No había aquí yace todavía; el escultor no quería mentir; pero los nombres del difunto saltaban a la vista ya distintamente delineados.

          ¡Fuera, exclamé, la horrible pesadilla, fuera! ¡Liber­tad! ¡Constitución! ¡Tres veces! ¡Opinión nacional! ¡Emigración! ¡Vergüenza! ¡Discordia! Todas estas pala­bras parecían repetirme a un tiempo los últimos ecos del clamor general de las campanas del día de Difuntos de 1836.

          Una nube sombría lo envolvió todo. Era la noche. El frío de la noche helaba mis venas. Quise salir violenta­mente del horrible cementerio. Quise refugiarme en mi propio corazón, lleno no ha mucho de vida, de ilusiones, de deseos.

          ¡Santo cielo! También otro cementerio. Mi corazón no es más que otro sepulcro. ¿Qué dice? Leamos. ¿Quién ha muerto en él? ¡Espantoso letrero! ¡Aquí yace la esperanza!!
¡Silencio, silencio!!!» (El Día de Difuntos de 1836, 2 de noviembre de 1836).

          Larra es, de todos los escritores del siglo XIX, el que mejor representa el espíritu de una época y, al mismo tiempo, el más moderno, el más actual. A él han recurrido como insignia escritores del cambio del siglo y de principios del XX. El tema de las “dos Españas”, tan caro a los noventayochistas, está contenido en sus artículos y recogido en el famoso epitafio que Larra encuentra en aquel Madrid convertido en cementerio: “Aquí yace media España; murió de la otra media”. Los jóvenes rebeldes de la llamada generación del 98 acuden al cementerio a depositar en su tumba un ramo de violetas.
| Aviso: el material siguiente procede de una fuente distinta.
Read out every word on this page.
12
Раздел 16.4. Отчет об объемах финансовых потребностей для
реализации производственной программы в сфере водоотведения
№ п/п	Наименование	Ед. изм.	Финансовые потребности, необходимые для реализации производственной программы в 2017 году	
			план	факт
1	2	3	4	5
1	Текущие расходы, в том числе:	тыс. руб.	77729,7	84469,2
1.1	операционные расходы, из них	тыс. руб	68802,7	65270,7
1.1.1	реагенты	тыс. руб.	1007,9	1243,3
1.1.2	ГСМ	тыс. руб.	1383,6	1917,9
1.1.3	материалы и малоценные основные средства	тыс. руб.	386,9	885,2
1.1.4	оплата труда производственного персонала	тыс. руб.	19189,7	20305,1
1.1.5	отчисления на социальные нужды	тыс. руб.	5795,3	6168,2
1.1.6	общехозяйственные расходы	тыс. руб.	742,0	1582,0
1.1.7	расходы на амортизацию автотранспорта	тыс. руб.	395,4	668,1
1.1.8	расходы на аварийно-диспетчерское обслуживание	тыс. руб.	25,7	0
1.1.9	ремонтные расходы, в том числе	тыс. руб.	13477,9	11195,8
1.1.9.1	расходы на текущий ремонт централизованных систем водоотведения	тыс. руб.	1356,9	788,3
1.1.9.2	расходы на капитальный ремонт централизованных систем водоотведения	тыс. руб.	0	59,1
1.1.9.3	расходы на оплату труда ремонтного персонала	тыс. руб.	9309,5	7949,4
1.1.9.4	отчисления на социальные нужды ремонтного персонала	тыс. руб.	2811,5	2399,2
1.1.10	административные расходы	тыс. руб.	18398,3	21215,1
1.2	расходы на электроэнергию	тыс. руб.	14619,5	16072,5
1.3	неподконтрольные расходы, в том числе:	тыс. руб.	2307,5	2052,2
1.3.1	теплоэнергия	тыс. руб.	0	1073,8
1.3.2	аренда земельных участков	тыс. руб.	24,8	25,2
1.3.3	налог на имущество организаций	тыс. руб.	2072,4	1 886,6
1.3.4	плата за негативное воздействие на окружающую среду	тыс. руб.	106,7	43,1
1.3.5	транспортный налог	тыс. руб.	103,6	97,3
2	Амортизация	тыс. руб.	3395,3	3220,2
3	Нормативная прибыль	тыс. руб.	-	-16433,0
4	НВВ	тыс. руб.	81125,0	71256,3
          Si en algún momento ha habido pensamiento crítico, ése ha sido el suyo. Inconformista, inclasificable, rebelde, de amplia cultura y aguda inteligencia, nos lega una herencia de indudable valor en estos tiempos de atonía. Pero además, nos ha enseñado a escribir. La prosa moderna castellana no sería la misma sin el estilo incomparable de los artículos de Larra. Quizá deberíamos depositar en su tumba un ramo de violetas.